We hypothesise such optimised anti-TNF regimens for ASUC will be achieved by individualised dosing and proactive adjustment based on early measurement of levels and biomarkers of response. At this time, however, optimal time points and targets for early anti-TNF levels (i.e. within the first week of treatment) are unknown. The largest anti-TNF PK–PD studies from UC clinical trials have analysed primarily trough and peak blood samples with each infusion, with no additional early measurements between the first two infusions. Therefore, we propose that the first step towards developing optimised dosing strategies in ASUC will be to assemble a cohort of anti-TNF-naïve patients with steroid-refractory ASUC being initiated on an anti-TNF biologic to assess the following: (i) individual baseline patient and disease parameters hypothesised to predict PK, (ii) serial measurements of anti-TNF levels within the first week of treatment and (iii) measures of early clinical response and longer term clinical remission. With such data, one could determine whether variability in early anti-TNF exposure and clearance influences initial clinical response, and generate a predictive model that relates anti-TNF PK back to clinically relevant baseline parameters (e.g. dose, weight, albumin, TNF, inflammatory markers, etc.).

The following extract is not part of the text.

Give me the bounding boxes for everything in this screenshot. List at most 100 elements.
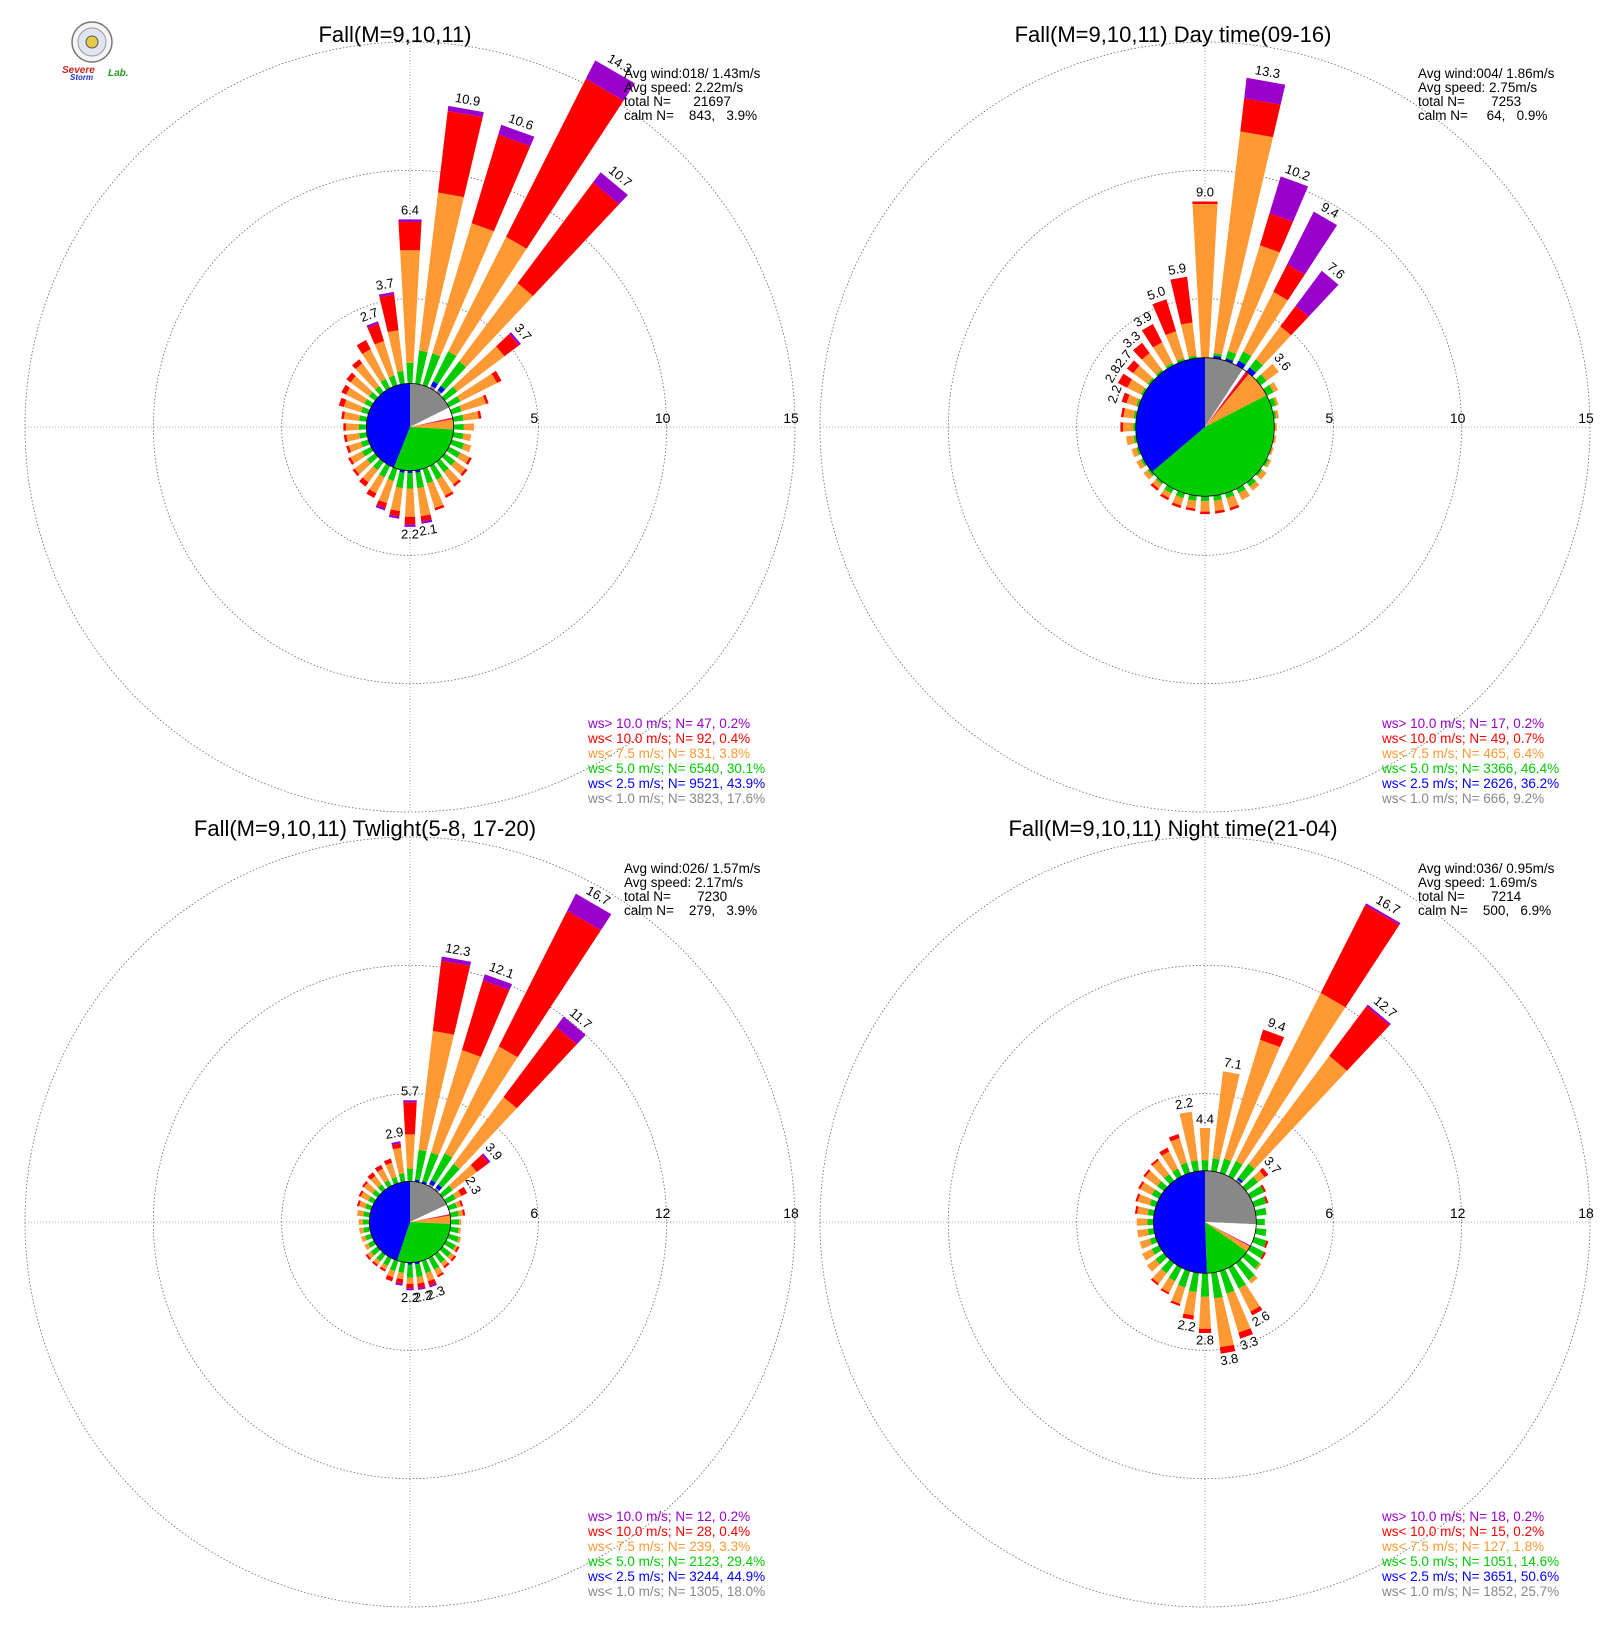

Looking towards the future, software decisions support tools or 'dashboards' that incorporate a predictive PK model may be tested to tailor anti-TNF dosing regimens to individual patients with ASUC, and reduce the variability in effective drug exposure. Dashboard systems can incorporate baseline covariates into a PK model to reduce unexplained variability, and propose a dosing regimen estimated to result in optimal drug exposure for a given patient. As proof of this principle, in adult patients with UC and CD of varying severity, the incorporation of individual weight and albumin parameters increased the accuracy of predicted serum infliximab concentrations. Once the individualised dosing regimen is applied, early proactive monitoring of serum drug concentrations and biomarkers of treatment response (e.g. CRP) can be used to update the PK model and guide subsequent dosing in real time (adaptive dosing). Patients with ASUC are an ideal population for the clinical application of therapeutic dashboards since they likely have profound inter-individual variability in anti-TNF PK, and the severity of their condition requires early proactive effective dosing. The future development and clinical application of PK modelling in the form of dashboards that account for TNF burden (the Sponge), inflammation-induced RES activation (the Shark) and intestinal losses (the Sieve), will likely result in sustained exposure to the drug, mucosal healing and fewer colectomies in children and adults with ASUC.